My draft code is along the lines of:

# Given something like:
M = torch.Tensor([[0.2, 0.8], [0.5, 0.5], [0.6, 0.4]])  # B=3, F=2
x = torch.Tensor([[1, 2, 3, 4, 5], [6, 7, 8, 9, 0], [11, 12, 13, 14, 15]])  # E=5

feature_sizes = [2, 3]  # (Feature 0 embedded to 2 cols, feature 1 to 3)

# In forward() pass:
components = []
for ix, size in enumerate(feature_sizes):
    components.append(M[:, ix].view(-1, 1).expand(-1, size))
M_x = torch.cat(components, dim=1)

# Now M_x is (B, E) and can be mapped with x

> M_x = torch.Tensor([
>     [0.2, 0.4, 2.4, 3.6, 4],
>     [3, 3.5, 4, 4.5, 0], 
>     [6.6, 7.2, 5.2, 5.6, 6],
> ])

My question is: are there any obvious optimizations I'm missing here?
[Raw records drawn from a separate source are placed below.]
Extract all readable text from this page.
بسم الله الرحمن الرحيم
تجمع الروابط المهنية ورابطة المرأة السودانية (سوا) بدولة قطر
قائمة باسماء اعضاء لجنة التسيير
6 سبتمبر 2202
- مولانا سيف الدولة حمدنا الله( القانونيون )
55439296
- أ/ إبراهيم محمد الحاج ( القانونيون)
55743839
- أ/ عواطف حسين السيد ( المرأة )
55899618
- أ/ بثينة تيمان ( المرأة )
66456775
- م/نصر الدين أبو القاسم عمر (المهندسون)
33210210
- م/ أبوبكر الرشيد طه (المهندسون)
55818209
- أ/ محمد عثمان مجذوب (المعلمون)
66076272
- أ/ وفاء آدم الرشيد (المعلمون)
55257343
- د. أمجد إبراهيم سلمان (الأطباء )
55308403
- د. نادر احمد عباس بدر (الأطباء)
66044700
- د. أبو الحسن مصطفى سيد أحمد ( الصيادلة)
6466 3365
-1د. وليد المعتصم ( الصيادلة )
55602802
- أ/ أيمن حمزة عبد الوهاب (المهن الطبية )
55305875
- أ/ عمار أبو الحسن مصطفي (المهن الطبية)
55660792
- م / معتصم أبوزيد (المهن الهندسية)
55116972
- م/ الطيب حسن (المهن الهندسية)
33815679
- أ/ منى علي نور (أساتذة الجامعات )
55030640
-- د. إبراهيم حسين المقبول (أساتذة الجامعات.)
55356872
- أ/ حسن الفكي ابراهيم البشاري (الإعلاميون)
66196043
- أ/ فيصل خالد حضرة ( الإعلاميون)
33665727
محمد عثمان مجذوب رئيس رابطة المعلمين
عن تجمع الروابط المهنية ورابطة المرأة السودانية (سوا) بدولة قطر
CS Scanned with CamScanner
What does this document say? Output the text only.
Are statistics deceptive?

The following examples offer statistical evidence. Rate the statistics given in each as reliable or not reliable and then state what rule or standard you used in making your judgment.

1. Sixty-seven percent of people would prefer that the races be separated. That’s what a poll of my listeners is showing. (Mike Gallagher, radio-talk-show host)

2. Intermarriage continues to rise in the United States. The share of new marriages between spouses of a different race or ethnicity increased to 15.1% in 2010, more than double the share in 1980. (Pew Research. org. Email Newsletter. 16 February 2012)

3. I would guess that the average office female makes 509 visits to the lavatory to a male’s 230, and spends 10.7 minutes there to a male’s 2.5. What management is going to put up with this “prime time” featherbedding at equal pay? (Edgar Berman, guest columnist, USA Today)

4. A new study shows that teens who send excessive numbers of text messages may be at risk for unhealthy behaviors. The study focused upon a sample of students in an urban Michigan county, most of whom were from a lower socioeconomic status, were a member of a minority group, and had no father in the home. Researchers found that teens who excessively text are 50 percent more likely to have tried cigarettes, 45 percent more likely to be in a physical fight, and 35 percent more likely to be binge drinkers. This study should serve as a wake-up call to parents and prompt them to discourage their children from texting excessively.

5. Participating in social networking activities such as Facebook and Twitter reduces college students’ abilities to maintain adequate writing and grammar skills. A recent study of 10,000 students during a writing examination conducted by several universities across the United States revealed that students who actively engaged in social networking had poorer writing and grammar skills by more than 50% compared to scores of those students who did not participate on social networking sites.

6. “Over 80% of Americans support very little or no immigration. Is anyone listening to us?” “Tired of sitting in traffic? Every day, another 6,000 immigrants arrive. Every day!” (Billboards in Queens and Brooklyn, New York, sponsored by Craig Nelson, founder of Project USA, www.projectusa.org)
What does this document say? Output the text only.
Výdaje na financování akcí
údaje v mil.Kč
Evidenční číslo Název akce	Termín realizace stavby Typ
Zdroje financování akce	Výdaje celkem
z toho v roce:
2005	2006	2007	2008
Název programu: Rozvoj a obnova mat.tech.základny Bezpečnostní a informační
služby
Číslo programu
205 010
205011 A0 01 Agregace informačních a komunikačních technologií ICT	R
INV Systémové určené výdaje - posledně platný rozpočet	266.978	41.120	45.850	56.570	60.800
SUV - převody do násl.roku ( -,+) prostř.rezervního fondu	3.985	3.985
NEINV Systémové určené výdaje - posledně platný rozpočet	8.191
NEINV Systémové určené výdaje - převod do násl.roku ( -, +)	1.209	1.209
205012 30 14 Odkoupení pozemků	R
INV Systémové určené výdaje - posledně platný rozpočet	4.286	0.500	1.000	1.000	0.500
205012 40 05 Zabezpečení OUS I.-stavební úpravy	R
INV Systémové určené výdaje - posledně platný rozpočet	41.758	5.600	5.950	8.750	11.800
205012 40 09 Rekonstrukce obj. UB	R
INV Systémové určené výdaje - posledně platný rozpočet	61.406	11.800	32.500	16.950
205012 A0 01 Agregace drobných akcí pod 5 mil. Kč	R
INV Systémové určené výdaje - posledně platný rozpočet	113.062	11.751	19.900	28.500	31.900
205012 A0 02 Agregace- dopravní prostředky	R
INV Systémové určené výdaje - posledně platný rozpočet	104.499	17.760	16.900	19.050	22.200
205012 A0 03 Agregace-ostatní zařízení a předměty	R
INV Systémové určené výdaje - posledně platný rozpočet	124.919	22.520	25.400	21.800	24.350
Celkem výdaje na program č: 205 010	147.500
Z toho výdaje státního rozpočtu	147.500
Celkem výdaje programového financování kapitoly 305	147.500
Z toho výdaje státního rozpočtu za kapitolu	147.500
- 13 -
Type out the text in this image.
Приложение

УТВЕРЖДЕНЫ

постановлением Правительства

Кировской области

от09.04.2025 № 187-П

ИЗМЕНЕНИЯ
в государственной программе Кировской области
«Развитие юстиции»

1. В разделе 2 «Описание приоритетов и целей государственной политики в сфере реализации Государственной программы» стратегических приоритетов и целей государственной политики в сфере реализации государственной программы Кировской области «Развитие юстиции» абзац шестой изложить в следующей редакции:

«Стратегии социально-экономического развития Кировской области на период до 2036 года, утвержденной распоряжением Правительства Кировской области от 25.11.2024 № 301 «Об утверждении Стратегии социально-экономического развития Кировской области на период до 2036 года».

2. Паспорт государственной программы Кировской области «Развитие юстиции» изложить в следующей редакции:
Is that for loop the right way to go about it, or is there some more direct way to achieve this?

I have control over the embedding process, so can store whatever representation is helpful and am e.g. not tied to feature_sizes list of ints.


Solution

  • Duh, I forgot: An indexing operation could do this!

    Given the above situation (but I'll take a more complex feature_sizes to show a bit more clearly), we can pre-compute an index tensor with something like:

    # Given that:
    feature_sizes = [1, 3, 1, 2]
    
    # Produce nested list e.g. [[0], [1, 1, 1], [2], [3, 3]]:
    ixs_per_feature = [[ix] * size for ix, size in enumerate(feature_sizes)]
    
    # Flatten out into a vector e.g. [0, 1, 1, 1, 2, 3, 3]:
    mask_ixs = torch.LongTensor(
        [item for sublist in ixs_per_feature for item in sublist]
    )
    
    # Now can directly produce M_x by indexing M:
    M_x = M[:, mask_ixs]
    

    I got a modest speedup by using this method instead of the for loops.